No two people are the same when it comes to how they spend or how they save money, and this is also true when it comes to making a budget.
Some people prefer the meticulous bookkeeping method of tracking their budget down to the last dime. But others prefer using a budget that’s more like a set of guidelines than a series of strict financial statements.
You can “budget without a budget,” so to speak, as long as you follow some smart financial principles.
#1. Know Your Money –
Know how much money you bring home so that you don’t get into debt by spending more money than you make. Keep in mind that the amount you bring home is your “net pay,” meaning it’s the amount of money you have left after taxes and after you pay for other work-related expenses, including petrol for the car and childcare for the kids.
When you think about your “income,” in your mind, don’t think about your total paycheque. Instead, think about your “net pay” after subtracting your work-related costs.
#2. Set Goals –
Once you know your income, it’s time to set some goals, such as paying off your credit card debt in two years, or setting aside some money for retirement.
In general, you should follow something that I call “the 80/20 rule.” Under this guideline, 20 percent of your money should go towards savings for your long-term goals, like paying off debt, saving for retirement or starting a university fund for your kids. Twenty percent is, ideally, the minimum amount that you’d save – if you’re ambitious, try to save more.
The rest of your take home pay can go towards everything else, like paying your normal bills. Set aside your savings first, and force yourself to live on the rest.
#3. Shop Smart –
Don’t fall for splashy ads or that must-have outfit in the store window. Learn to follow smart shopping practices like buying things when they’re on sale, comparing prices between stores, and getting the most from discount and thrift stores. Learning how to shop smarter decreases your overall expenses, and you don’t have to partake in Extreme Couponing to save a few pounds here and there.
#4. Ferret Out Fees –
Every month you should examine your bank and credit card statements for fees. Look at your charges and see if there are some you don’t remember making. Were you hit by a overdraft fee? Did a phone company slip a hidden fee into your account? It pays to double check statements, even if you don’t find hidden fees, because reviewing your statements does present you with a big picture of your overall finances.
#5. Look at Expenses –
In fact, while you are looking for fees, take a minute to see where a good bit of your money goes every paycheck. Do you stop every morning for a cup of coffee? Spend a lot of time at the local pub? Chances are, these things are eating away at your wallet. You don’t need to stop doing them, but you do need to realize how much money you spend here and think about switching your habits if your aim is to save.

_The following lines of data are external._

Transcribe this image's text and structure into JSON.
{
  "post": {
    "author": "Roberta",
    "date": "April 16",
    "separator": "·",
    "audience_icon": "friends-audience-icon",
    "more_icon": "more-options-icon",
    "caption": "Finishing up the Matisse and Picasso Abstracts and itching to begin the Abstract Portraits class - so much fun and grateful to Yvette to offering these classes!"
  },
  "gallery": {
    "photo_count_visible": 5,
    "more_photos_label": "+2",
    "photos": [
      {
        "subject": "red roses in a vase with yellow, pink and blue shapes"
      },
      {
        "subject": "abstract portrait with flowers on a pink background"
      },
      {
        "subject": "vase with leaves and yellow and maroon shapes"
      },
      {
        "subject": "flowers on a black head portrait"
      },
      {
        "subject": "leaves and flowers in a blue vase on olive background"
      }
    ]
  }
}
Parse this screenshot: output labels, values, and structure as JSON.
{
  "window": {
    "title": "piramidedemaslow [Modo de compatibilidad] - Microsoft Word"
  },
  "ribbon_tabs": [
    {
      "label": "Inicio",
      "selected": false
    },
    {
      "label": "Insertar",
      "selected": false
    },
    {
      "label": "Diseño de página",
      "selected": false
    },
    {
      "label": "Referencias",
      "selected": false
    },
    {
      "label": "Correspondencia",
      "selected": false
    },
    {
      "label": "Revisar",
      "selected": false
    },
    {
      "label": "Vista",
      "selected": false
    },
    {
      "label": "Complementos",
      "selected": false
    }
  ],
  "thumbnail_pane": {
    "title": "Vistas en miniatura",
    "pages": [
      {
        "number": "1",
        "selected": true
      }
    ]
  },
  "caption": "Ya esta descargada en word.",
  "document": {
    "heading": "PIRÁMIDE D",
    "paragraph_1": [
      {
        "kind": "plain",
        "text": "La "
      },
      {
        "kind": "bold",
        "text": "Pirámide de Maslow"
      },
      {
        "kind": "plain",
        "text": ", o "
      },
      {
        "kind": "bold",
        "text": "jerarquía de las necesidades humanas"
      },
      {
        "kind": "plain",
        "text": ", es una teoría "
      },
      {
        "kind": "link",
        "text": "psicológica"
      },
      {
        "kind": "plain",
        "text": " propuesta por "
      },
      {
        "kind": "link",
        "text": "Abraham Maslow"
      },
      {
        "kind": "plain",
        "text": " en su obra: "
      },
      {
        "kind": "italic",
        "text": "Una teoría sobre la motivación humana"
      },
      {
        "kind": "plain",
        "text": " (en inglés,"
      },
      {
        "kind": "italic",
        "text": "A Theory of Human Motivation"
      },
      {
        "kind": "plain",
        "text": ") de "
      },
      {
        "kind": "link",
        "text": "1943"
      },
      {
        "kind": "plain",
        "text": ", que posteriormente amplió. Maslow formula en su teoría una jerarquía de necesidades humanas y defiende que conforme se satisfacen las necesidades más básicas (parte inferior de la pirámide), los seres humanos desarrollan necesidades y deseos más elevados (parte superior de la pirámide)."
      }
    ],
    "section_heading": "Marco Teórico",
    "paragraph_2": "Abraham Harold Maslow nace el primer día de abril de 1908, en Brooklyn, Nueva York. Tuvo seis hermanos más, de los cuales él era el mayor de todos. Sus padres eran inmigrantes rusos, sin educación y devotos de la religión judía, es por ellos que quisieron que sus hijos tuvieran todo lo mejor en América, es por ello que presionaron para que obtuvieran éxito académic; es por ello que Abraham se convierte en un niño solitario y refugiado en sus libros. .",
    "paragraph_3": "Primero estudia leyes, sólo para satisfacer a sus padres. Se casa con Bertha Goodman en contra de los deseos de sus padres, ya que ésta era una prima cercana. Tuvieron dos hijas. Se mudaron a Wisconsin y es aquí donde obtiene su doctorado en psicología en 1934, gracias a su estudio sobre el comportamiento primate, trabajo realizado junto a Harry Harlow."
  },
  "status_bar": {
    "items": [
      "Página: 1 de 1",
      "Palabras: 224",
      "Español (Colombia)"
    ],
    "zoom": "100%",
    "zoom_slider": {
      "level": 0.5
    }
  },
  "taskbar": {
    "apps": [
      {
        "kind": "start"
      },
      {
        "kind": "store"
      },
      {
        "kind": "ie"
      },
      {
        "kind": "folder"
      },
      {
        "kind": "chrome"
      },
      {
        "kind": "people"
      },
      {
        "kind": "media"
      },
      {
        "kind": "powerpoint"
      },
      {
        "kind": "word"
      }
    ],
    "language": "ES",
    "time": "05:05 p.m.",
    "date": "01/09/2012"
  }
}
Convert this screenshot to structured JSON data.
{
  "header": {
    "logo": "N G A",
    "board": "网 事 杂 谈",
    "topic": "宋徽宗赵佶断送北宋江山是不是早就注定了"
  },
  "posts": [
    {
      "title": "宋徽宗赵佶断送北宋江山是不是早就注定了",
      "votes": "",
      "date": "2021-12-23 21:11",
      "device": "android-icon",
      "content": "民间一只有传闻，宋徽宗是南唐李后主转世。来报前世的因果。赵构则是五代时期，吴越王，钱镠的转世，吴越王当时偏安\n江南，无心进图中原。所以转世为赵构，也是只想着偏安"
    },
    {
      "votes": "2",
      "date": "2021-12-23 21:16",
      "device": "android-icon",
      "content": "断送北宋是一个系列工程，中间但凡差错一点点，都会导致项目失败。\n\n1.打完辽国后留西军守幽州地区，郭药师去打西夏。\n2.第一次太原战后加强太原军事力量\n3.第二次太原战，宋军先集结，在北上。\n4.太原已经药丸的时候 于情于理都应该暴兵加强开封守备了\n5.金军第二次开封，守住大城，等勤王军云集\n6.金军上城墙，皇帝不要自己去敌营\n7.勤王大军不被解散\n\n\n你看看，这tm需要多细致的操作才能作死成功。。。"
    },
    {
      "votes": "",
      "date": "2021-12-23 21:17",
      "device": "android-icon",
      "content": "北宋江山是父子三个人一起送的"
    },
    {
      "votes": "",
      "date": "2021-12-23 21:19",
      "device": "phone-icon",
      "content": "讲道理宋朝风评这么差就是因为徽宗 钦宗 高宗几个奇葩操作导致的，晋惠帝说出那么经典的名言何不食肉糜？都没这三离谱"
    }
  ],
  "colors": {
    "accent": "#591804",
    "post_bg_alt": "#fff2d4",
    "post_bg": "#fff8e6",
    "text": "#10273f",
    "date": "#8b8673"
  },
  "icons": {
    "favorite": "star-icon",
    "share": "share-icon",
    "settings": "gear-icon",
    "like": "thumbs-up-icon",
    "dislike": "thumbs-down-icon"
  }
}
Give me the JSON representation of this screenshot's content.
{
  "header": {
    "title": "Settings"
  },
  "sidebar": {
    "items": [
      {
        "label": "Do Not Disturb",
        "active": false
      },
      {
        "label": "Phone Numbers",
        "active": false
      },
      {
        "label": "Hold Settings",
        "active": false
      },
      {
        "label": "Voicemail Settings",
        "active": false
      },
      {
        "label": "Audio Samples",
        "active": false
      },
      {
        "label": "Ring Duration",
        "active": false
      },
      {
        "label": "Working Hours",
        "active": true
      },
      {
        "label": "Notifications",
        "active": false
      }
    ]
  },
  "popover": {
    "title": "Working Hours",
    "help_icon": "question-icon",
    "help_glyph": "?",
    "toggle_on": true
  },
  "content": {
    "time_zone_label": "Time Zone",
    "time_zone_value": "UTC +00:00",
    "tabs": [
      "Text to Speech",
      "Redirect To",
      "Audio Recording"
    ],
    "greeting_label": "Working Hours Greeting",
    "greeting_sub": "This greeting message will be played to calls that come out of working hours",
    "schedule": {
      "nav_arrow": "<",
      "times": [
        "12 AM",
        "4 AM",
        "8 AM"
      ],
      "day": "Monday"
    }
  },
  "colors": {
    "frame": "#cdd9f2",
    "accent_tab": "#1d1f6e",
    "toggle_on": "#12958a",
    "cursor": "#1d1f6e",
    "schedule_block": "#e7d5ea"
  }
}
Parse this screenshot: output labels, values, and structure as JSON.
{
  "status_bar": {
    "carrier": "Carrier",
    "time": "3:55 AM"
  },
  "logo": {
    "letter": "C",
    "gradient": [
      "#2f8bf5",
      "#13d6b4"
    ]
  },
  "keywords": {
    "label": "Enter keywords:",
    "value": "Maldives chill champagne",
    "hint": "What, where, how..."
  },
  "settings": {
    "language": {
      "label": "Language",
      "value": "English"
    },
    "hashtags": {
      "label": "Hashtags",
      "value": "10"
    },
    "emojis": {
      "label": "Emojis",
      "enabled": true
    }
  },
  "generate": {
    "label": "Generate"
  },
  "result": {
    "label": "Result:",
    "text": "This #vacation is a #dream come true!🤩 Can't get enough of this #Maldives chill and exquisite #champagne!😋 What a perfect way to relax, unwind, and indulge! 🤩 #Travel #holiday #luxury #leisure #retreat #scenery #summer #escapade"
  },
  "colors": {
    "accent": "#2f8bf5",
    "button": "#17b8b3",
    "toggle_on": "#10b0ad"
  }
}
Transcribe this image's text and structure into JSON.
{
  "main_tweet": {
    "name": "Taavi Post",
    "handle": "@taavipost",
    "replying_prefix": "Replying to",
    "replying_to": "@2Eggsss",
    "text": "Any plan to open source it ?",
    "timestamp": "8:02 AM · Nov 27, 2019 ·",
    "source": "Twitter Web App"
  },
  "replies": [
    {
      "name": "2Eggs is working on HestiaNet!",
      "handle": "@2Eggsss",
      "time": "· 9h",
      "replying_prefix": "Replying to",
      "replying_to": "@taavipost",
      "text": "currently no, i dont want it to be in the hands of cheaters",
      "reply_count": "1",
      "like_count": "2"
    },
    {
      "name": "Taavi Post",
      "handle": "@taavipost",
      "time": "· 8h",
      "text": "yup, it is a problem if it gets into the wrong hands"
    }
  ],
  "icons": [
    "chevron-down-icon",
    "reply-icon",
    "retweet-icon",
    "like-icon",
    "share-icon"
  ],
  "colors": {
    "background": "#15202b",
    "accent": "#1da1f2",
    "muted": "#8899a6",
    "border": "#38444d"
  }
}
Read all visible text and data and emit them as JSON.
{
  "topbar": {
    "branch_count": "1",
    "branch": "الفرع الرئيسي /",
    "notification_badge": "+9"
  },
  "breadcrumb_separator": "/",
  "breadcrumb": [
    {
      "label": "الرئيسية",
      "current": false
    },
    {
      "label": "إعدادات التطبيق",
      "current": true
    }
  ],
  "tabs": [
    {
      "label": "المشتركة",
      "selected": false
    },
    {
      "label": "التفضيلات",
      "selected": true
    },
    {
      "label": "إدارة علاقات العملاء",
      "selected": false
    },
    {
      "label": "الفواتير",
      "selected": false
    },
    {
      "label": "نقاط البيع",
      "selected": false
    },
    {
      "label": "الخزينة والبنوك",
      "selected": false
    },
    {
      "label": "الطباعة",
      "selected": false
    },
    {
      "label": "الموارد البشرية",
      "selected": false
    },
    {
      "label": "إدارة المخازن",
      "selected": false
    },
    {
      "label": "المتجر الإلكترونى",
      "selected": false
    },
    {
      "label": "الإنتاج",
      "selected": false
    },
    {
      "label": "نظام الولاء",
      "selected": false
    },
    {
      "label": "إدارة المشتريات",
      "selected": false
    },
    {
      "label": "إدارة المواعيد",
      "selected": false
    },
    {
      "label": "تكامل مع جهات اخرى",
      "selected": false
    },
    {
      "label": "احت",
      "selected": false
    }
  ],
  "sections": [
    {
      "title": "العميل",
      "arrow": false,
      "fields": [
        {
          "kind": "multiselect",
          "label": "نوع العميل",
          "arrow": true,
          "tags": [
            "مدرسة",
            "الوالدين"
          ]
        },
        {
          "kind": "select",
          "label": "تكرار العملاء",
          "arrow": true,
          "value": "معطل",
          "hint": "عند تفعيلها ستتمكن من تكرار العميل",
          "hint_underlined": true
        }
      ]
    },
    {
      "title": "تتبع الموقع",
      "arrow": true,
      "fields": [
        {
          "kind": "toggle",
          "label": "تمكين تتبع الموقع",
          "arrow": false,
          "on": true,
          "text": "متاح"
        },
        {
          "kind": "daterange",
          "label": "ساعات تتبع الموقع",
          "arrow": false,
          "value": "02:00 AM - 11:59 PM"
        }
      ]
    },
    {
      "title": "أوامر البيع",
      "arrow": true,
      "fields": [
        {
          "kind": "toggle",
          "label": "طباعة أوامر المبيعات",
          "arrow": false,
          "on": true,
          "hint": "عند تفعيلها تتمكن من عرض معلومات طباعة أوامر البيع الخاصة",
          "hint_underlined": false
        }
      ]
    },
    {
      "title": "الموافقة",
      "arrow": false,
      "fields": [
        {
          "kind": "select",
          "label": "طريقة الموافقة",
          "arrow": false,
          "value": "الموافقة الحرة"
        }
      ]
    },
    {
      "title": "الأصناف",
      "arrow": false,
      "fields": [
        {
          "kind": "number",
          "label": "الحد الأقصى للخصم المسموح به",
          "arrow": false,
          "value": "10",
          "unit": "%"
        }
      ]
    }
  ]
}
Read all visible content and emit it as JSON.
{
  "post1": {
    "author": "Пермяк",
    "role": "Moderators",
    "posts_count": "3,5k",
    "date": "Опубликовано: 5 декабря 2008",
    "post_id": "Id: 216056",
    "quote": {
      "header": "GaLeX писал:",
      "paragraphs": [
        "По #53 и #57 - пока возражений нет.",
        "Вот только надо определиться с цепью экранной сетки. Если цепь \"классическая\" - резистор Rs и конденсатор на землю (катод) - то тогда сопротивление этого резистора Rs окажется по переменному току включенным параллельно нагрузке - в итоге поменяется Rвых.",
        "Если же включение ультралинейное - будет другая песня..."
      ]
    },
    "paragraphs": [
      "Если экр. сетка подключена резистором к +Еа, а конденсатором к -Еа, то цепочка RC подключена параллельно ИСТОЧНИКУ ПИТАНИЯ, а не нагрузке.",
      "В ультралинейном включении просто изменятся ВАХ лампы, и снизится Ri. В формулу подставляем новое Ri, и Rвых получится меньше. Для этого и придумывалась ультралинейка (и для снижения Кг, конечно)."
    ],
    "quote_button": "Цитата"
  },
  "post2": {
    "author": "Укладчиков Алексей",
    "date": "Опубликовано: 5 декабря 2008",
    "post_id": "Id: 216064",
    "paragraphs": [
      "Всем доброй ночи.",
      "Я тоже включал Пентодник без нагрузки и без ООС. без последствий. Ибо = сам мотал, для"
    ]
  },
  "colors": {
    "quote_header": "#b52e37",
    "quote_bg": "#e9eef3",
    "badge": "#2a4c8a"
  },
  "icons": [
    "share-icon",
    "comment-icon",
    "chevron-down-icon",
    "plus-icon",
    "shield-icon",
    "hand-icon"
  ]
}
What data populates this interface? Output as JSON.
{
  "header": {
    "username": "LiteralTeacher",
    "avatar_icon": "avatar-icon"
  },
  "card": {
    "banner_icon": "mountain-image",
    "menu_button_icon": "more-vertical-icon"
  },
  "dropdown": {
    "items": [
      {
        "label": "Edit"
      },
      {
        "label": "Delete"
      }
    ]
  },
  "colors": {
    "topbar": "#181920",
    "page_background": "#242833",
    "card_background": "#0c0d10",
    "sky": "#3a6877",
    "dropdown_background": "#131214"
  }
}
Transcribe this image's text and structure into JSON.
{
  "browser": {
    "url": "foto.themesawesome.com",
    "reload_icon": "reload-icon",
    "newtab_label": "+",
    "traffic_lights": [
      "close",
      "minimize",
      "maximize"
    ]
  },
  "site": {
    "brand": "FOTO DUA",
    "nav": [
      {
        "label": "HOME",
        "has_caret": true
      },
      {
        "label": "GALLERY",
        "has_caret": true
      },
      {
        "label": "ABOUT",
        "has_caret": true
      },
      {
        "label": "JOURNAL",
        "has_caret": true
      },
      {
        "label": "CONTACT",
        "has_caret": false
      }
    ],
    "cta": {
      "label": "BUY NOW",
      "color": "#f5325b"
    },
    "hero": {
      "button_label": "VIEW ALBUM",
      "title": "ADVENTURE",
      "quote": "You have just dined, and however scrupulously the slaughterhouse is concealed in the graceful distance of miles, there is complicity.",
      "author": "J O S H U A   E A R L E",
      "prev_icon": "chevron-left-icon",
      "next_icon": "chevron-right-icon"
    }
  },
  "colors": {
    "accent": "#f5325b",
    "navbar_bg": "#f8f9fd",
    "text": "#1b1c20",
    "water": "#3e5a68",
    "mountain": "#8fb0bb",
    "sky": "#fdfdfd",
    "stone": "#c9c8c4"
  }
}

#6. Have Savings Accounts –
You’ll need savings accounts – and I recommend opening several. While having multiple savings accounts sounds counterproductive (after all, one benefit to saving money in a bank is to gain interest), the truth is that most banks offer only minimal interest on savings accounts.
So why should you open several? By utilizing different savings accounts, you can save money for different things, such as an emergency account, a house payment, or a vacation fund. It’s psychologically easier to save when you know that one particular account is earmarked for home and car repairs, another account is designated for vacations, and so forth. Plus, you can save for all these goals without having to shift money around from one account to another.
#7. Invest –
Budget or no budget, you should be investing some of your income. Investments build wealth in the long term, and investing your money in a passively-managed, low-fee index fund can help your finances accumulate over time.